On Photography, History, and Affect

Re-Narrating the Political Life of a Laotian Subject

Panivong Norindr

This essay considers the role of personal, affective history in shaping historiography, and more precisely, a post-colonial history of Laos. Relying on a variety of sources, official and family photographs, US diplomatic documents, telegrams and personal notes, and against the backdrop of multiple losses, this article problematizes the questions of biography and the complex links between the personal and the "historical" by narrating my father's professional trajectory over three decades as a civil servant and career diplomat. Pheng Norindr represented Laos at the 1962 Geneva Conference and became the Laotian envoy to the United Stated during the Vietnam War. His entanglement with French colonialism and Cold War politics offers a point of entry into a Laotian historiography that is critical of a monolithic Western history of Laos.

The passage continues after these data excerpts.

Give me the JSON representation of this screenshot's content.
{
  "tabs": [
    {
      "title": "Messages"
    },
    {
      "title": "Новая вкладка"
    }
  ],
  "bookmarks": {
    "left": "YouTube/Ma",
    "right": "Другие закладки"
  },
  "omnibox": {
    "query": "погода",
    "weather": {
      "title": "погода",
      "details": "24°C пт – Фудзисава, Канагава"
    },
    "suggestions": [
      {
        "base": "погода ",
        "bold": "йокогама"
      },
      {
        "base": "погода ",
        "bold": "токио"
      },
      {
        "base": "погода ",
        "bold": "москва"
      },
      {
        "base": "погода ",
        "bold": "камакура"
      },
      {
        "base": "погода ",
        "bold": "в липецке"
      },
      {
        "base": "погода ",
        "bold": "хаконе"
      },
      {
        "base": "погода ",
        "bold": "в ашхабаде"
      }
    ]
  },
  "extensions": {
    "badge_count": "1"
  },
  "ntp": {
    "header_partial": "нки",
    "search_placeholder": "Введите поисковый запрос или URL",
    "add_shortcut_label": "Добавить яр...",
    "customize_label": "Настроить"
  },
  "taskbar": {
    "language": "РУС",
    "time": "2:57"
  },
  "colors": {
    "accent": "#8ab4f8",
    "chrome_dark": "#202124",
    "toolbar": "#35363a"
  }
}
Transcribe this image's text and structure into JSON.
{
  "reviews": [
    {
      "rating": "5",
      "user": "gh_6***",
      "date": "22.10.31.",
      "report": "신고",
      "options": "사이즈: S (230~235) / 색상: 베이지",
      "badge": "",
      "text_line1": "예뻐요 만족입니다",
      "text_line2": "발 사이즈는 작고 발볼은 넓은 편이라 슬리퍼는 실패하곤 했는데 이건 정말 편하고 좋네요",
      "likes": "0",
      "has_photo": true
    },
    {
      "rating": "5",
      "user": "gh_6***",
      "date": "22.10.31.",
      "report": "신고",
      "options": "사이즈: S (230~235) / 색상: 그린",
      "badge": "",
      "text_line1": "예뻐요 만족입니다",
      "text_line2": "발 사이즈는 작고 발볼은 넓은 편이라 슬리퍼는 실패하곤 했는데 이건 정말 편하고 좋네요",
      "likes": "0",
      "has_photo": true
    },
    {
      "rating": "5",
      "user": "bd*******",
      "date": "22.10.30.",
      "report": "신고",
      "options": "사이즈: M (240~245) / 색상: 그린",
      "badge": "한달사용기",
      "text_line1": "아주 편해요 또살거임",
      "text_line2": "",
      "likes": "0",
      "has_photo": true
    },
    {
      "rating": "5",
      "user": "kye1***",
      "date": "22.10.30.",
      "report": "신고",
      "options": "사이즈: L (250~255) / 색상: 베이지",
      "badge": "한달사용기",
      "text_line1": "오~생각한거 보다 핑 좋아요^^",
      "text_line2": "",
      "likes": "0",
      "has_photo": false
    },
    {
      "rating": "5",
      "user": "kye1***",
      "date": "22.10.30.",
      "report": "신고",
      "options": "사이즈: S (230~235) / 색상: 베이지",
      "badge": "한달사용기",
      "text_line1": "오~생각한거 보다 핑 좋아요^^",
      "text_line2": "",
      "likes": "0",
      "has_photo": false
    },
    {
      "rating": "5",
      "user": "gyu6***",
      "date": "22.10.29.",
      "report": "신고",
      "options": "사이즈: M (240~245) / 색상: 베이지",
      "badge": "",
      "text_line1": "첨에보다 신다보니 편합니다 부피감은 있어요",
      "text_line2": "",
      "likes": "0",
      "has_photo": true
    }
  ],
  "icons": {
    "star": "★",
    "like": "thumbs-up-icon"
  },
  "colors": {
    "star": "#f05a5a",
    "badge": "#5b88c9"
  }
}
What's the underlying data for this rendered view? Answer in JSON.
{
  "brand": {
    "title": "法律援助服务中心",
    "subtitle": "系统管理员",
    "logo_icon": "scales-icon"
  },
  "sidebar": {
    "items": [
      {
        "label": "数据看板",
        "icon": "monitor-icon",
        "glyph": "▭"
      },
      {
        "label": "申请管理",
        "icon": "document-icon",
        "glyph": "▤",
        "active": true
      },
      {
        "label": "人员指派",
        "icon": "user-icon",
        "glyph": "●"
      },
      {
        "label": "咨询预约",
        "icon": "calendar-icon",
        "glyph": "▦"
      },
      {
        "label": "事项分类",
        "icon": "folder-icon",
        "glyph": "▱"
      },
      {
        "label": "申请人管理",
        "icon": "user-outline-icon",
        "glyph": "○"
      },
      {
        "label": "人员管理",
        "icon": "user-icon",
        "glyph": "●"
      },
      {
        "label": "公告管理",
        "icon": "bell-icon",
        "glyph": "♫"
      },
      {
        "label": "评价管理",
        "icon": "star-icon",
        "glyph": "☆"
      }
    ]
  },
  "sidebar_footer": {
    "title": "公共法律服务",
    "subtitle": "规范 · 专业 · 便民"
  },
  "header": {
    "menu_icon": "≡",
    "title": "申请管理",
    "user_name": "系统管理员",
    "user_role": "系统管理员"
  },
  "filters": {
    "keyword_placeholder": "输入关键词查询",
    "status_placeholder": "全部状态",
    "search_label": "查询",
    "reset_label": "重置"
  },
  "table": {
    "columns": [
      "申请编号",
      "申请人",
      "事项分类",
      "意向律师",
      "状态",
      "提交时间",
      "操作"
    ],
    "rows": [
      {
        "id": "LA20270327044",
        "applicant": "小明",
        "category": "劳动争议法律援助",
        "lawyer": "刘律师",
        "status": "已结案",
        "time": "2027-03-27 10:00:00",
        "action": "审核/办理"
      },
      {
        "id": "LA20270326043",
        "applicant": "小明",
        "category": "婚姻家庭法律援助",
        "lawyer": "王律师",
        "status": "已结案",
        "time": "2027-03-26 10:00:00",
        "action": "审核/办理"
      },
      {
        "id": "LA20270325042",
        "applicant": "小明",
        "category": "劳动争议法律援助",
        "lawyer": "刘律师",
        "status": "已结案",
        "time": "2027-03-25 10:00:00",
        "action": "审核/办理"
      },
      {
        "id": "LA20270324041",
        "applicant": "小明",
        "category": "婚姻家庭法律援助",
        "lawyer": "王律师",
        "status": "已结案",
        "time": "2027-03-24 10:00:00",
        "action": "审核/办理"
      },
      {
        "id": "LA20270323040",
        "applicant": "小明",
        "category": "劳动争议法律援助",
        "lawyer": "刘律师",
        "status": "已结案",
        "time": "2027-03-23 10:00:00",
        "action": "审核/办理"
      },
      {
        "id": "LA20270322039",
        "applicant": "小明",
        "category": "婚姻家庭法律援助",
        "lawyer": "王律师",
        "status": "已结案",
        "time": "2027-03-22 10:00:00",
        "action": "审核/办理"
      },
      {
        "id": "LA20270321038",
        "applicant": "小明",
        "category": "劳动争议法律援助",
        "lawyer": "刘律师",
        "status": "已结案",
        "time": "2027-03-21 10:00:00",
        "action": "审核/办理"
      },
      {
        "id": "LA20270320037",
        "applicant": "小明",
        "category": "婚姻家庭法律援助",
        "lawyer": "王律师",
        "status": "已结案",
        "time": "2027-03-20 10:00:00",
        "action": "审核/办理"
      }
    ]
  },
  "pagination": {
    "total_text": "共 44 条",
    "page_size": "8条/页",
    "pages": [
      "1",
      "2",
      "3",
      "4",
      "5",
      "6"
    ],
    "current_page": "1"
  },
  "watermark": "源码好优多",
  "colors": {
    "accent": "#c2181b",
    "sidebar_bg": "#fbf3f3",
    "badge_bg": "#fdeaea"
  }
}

Du pays du non-dit à une libération de la parole

L'histoire comme enjeu culturel en Nouvelle-Calédonie

Frédéric Angleviel

Avant-hier, la société coloniale calédonienne refusait l'existence d'une civilisation kanake et occultait l'histoire conflictuelle de cette petite "France austral" des antipodes. Hier, le fait que l'identité kanake puisse être le pilier central de la case calédonienne était occulté par une quête patrimoniale et identitaire multiculturelle. Aujourd'hui, le centre culturel Jean-Marie Tjibaou (accords de Matignon) et la décision de mettre la civilisation kanake au centre du dispositif (accord de Nouméa), vont-il permettre l'émergence d'une "communauté de destin." L'étude de l'historiographie calédonienne illustre la difficulté de mettre en phase la théorie et les contraintes de la réalité.

Sympathy and Denial

A Postcolonial Re-reading of Emotions, Race, and Hierarchy

Alice Bullard

This essay uses transference, in the psychoanalytic sense, to illuminate the history of emotions in the era of late imperialism. Centered on Frantz Fanon's rejoinder to Octave Mannoni's dependency theory and his rejection of Freud's theory of the Oedipal complex, this essay provides as well a broader scholarly understanding of French psychiatry in North and West Africa, and the prominence therein of sympathy, magic, denial, and transference.